Cos’è successo dunque? Nel 2008 è stata approvata la nuova legge sul lavoro in Cina con un’attenzione particolare alle assunzione delle agenzie interinali. La discussione da cui nacque il provvedimento legislativo avvenne tra il clamore generale, perché secondo le aziende avrebbe portato a peggiorare la competitività cinese sui mercati mondiali, tutelando troppo i lavoratori. Da parte loro, i soggetti della legge non si dissero particolarmente entusiasti. Secondo il China Labour Bullettin (CLB), una ONG di Hong Kong che si occupa del mondo del lavoro in Cina, «forse la ragione per cui nessuno sembra fare grande affidamento sulla nuova legge è perché nessuno pensa davvero che farà quello che dovrebbe fare, ovvero arginare gli abusi del sistema delle agenzia di lavoro in Cina e garantire che tutti i dipendenti che lavorano nel stesso business ottengano parità di retribuzione a parità di lavoro». Quando la legge entrò in vigore, le aziende fecero di tutto per arginarla: furono soprattutto le grandi aziende di proprietà statale a utilizzare contratti atipici attraverso le agenzie di lavoro interinale. In alcuni casi, dicono al CLB, più di due terzi dei dipendenti a tempo pieno che lavorano presso le aziende di Stato sono in realtà lavoratori temporanei.

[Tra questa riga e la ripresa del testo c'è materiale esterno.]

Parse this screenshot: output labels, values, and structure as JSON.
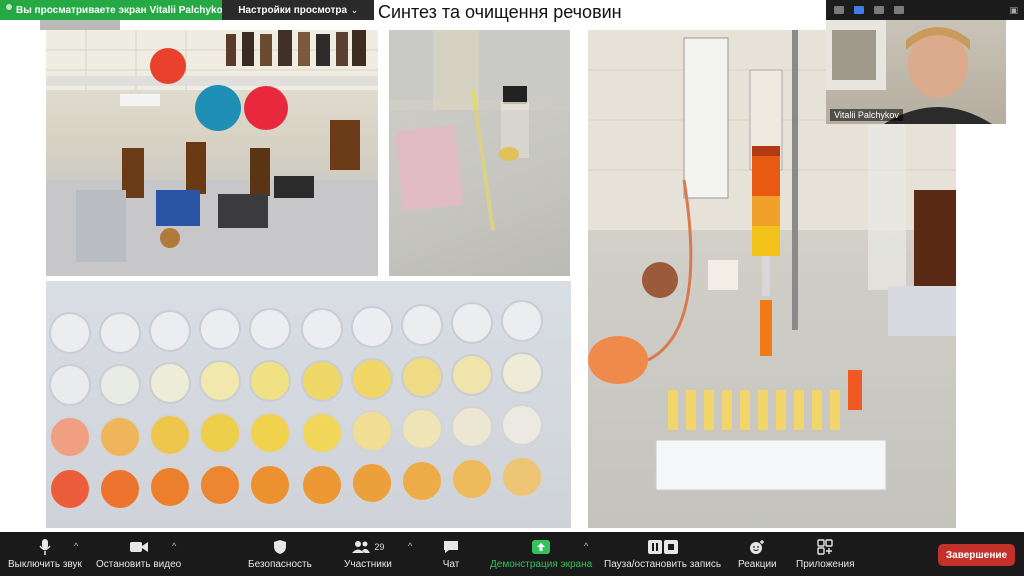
{
  "banner": {
    "viewing_text": "Вы просматриваете экран Vitalii Palchykov",
    "view_options": "Настройки просмотра"
  },
  "slide": {
    "title": "Синтез та очищення речовин"
  },
  "video": {
    "participant_name": "Vitalii Palchykov"
  },
  "toolbar": {
    "mute_label": "Выключить звук",
    "video_label": "Остановить видео",
    "security_label": "Безопасность",
    "participants_label": "Участники",
    "participants_count": "29",
    "chat_label": "Чат",
    "share_label": "Демонстрация экрана",
    "pause_label": "Пауза/остановить запись",
    "reactions_label": "Реакции",
    "apps_label": "Приложения",
    "end_label": "Завершение"
  },
  "colors": {
    "share_green": "#26a844",
    "end_red": "#c4312b",
    "share_icon_green": "#35c15b"
  }
}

Per la Federazione dei sindacati cinesi (All-China Federation of Trade Unions, ACFTU) nel 2011 sarebbero stati circa 60 milioni i lavoratori assunti tramite agenzie in Cina, ma il numero reale potrebbe essere molto più alto. Secondo la revisione della legge, in vigore dal primo luglio, le posizioni di lavoro “temporanee” non possono essere estese oltre i sei mesi, le posizioni “ausiliarie” devono essere estranee al core business della società e le posizioni “sostitutive” possono essere riempite solo quando un dipendente è lontano dal lavoro per un certo periodo di tempo a causa di formazione, ferie e altre eventualità. La nuova legge richiederebbe poi che le agenzie interinali fossero provviste di un capitale minimo – da 500 mila a 2 milioni di yuan (da 60 a 250 mila euro) – con un aumento delle multe nel caso di violazioni.

 

RDG: In che modo si sta strutturando l’economia dopo il congresso PCC?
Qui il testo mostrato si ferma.